Иван — я, Федоровы — мы (Очкин) - страница 46

Мертвая тишина стояла вокруг.

Филин знал: все ждут от него слова. За этот месяц жестоких боев на Дону много он смертей повидал, много прощальных слов сказал на могилах товарищей. А вот сегодня нет таких слов у комиссара, чтобы выразить большое общее горе. Он понимал, что должен сказать что-то важное… И, оглядев всех, начал сдавленным голосом:

— Представьте себя с того самого дня, когда вы начинаете помнить себя… О вас заботится мать, рядом отец, и вдруг… обрывается безмятежная юность. Ты — солдат. И от того, кто станет твоим командиром, кто тебя будет учить суровой военной науке и потом поведет в бой, будет зависеть многое: выполнишь свой сыновний долг перед Отчизной или покроешь себя позором.
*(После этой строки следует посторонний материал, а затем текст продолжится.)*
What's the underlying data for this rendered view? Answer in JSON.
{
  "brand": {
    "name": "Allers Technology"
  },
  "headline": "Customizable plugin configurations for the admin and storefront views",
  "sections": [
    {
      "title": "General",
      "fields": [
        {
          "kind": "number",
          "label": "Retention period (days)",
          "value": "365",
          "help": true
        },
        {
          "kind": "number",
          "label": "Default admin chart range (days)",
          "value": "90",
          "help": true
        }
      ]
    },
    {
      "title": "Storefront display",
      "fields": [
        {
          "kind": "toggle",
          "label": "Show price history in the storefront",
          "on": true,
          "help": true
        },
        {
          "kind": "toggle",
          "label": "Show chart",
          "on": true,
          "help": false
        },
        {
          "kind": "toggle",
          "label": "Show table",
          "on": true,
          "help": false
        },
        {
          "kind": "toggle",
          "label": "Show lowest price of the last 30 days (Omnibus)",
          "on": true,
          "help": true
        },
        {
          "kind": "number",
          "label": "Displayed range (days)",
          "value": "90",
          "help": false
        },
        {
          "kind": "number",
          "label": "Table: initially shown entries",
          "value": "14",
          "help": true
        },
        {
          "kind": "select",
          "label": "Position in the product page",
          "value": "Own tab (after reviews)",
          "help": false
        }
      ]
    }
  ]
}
Помните, в Сибири… Он поднимал нас ночью по тревоге и приказывал шагать с полной выкладкой по пятьдесят километров в лютый мороз. Мы месили снег. Падали. Проклинали капитана. И снова шагали. И вы, и я считали его жестоким. А когда на нас пошли шестьдесят танков у Чира… Вы знаете теперь, что помогло нам выстоять.
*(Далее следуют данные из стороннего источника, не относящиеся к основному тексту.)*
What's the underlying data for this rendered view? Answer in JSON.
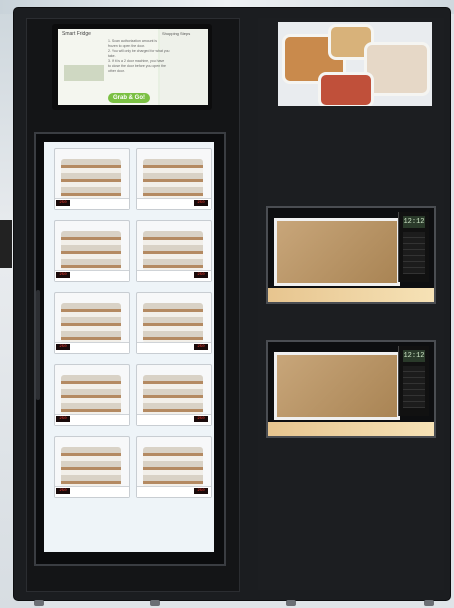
{
  "scene": "vending-machine",
  "touch_screen": {
    "title": "Smart Fridge",
    "heading": "Shopping Steps",
    "steps": [
      "1. Scan authorization amount is",
      "frozen to open the door.",
      "2. You will only be charged for what you",
      "take.",
      "3. If it is a 2 door machine, you have",
      "to close the door before you open the",
      "other door."
    ],
    "button_label": "Grab & Go!"
  },
  "price_tag_label": "250",
  "microwave_clock": [
    "12:12",
    "12:12"
  ],
  "colors": {
    "cabinet": "#1b1d20",
    "accent_green": "#7bc043",
    "price_red": "#ff3b30"
  }
}
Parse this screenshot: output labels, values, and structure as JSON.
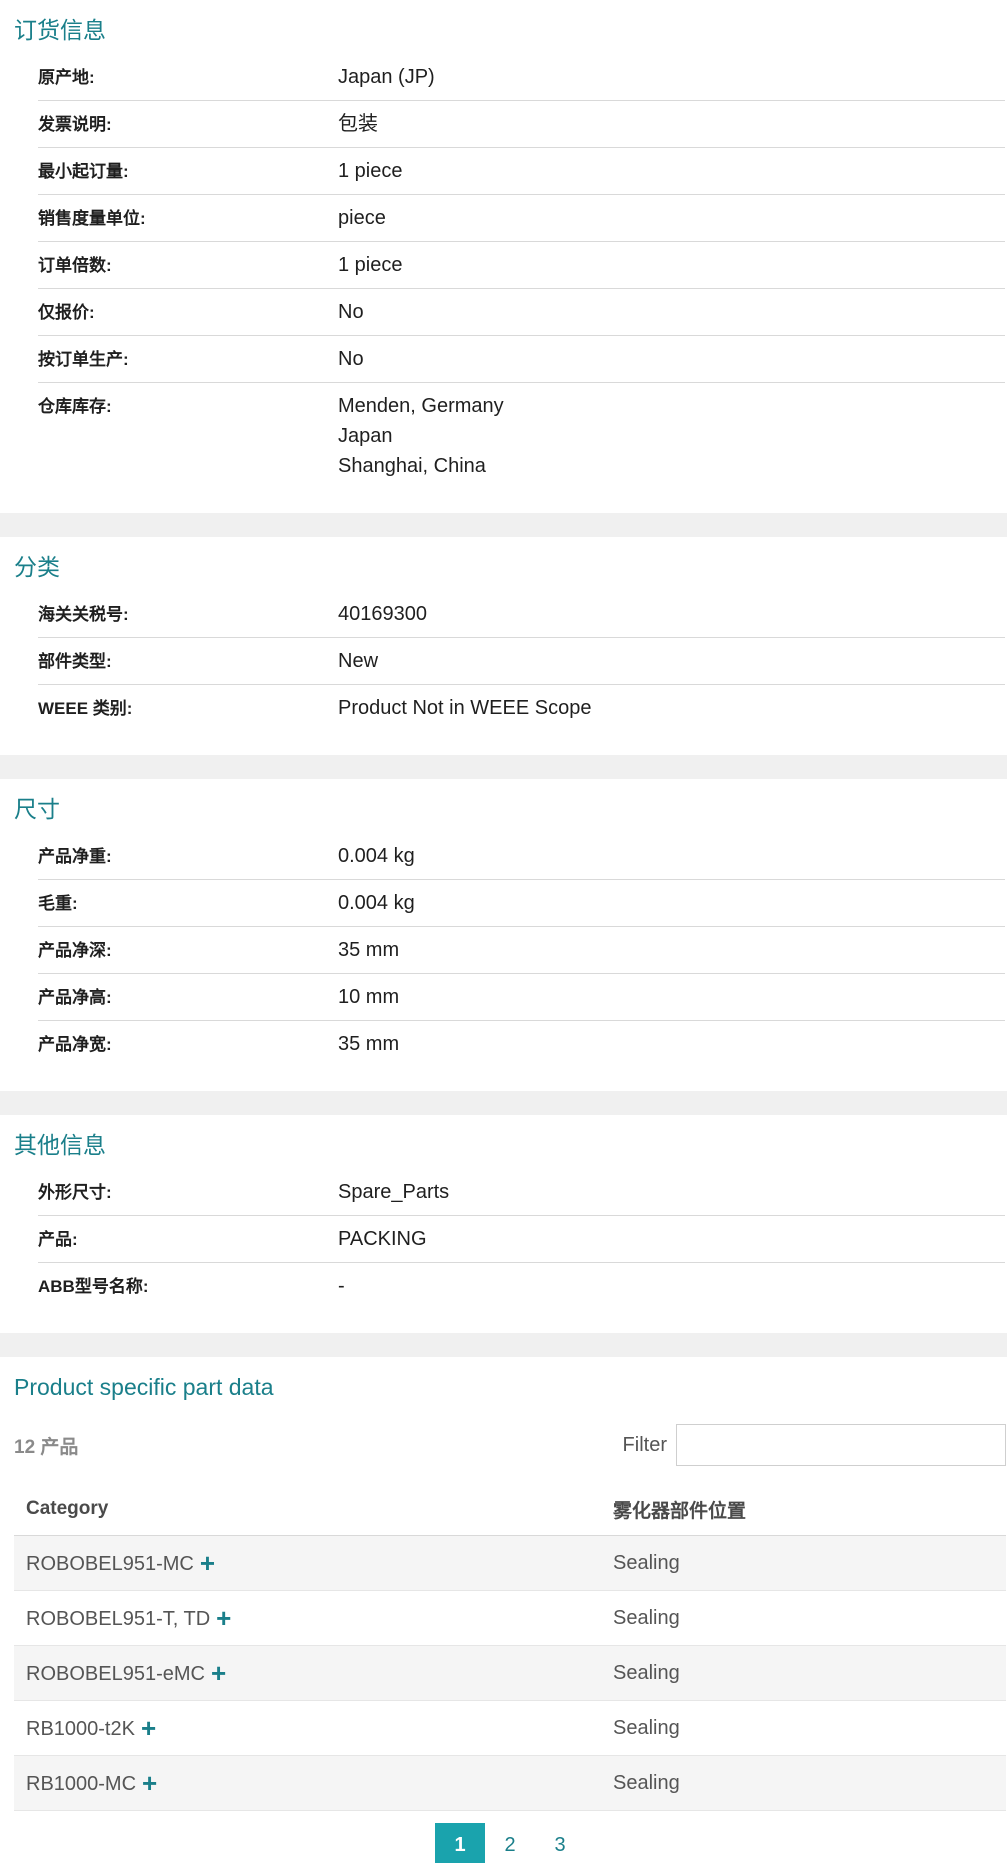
{
  "ordering": {
    "title": "订货信息",
    "rows": [
      {
        "label": "原产地:",
        "values": [
          "Japan (JP)"
        ]
      },
      {
        "label": "发票说明:",
        "values": [
          "包装"
        ]
      },
      {
        "label": "最小起订量:",
        "values": [
          "1 piece"
        ]
      },
      {
        "label": "销售度量单位:",
        "values": [
          "piece"
        ]
      },
      {
        "label": "订单倍数:",
        "values": [
          "1 piece"
        ]
      },
      {
        "label": "仅报价:",
        "values": [
          "No"
        ]
      },
      {
        "label": "按订单生产:",
        "values": [
          "No"
        ]
      },
      {
        "label": "仓库库存:",
        "values": [
          "Menden, Germany",
          "Japan",
          "Shanghai, China"
        ]
      }
    ]
  },
  "classification": {
    "title": "分类",
    "rows": [
      {
        "label": "海关关税号:",
        "values": [
          "40169300"
        ]
      },
      {
        "label": "部件类型:",
        "values": [
          "New"
        ]
      },
      {
        "label": "WEEE 类别:",
        "values": [
          "Product Not in WEEE Scope"
        ]
      }
    ]
  },
  "dimensions": {
    "title": "尺寸",
    "rows": [
      {
        "label": "产品净重:",
        "values": [
          "0.004 kg"
        ]
      },
      {
        "label": "毛重:",
        "values": [
          "0.004 kg"
        ]
      },
      {
        "label": "产品净深:",
        "values": [
          "35 mm"
        ]
      },
      {
        "label": "产品净高:",
        "values": [
          "10 mm"
        ]
      },
      {
        "label": "产品净宽:",
        "values": [
          "35 mm"
        ]
      }
    ]
  },
  "other": {
    "title": "其他信息",
    "rows": [
      {
        "label": "外形尺寸:",
        "values": [
          "Spare_Parts"
        ]
      },
      {
        "label": "产品:",
        "values": [
          "PACKING"
        ]
      },
      {
        "label": "ABB型号名称:",
        "values": [
          "-"
        ]
      }
    ]
  },
  "product_specific": {
    "title": "Product specific part data",
    "count": "12 产品",
    "filter_label": "Filter",
    "filter_value": "",
    "columns": [
      "Category",
      "雾化器部件位置"
    ],
    "rows": [
      {
        "category": "ROBOBEL951-MC",
        "position": "Sealing"
      },
      {
        "category": "ROBOBEL951-T, TD",
        "position": "Sealing"
      },
      {
        "category": "ROBOBEL951-eMC",
        "position": "Sealing"
      },
      {
        "category": "RB1000-t2K",
        "position": "Sealing"
      },
      {
        "category": "RB1000-MC",
        "position": "Sealing"
      }
    ],
    "plus_icon": "+",
    "pages": [
      "1",
      "2",
      "3"
    ],
    "active_page": "1"
  }
}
Он разрешал вам встретиться с родными, себе — нет, хотя семья у него была рядом, в Омске. И вы, и я тогда окончательно решили, что капитан наш — «сухарь». А сегодня в бомбежку он уступил свое место в ровике незнакомому бойцу, а сам погиб…

Слушали и удивлялись бойцы, как комиссар смог прочесть их думы, понять то, что у них на сердце… А он был такой же молодой, как они, поэтому и чувствовал то же самое. Он говорил про себя и про них. Именно эти слова им и нужны были.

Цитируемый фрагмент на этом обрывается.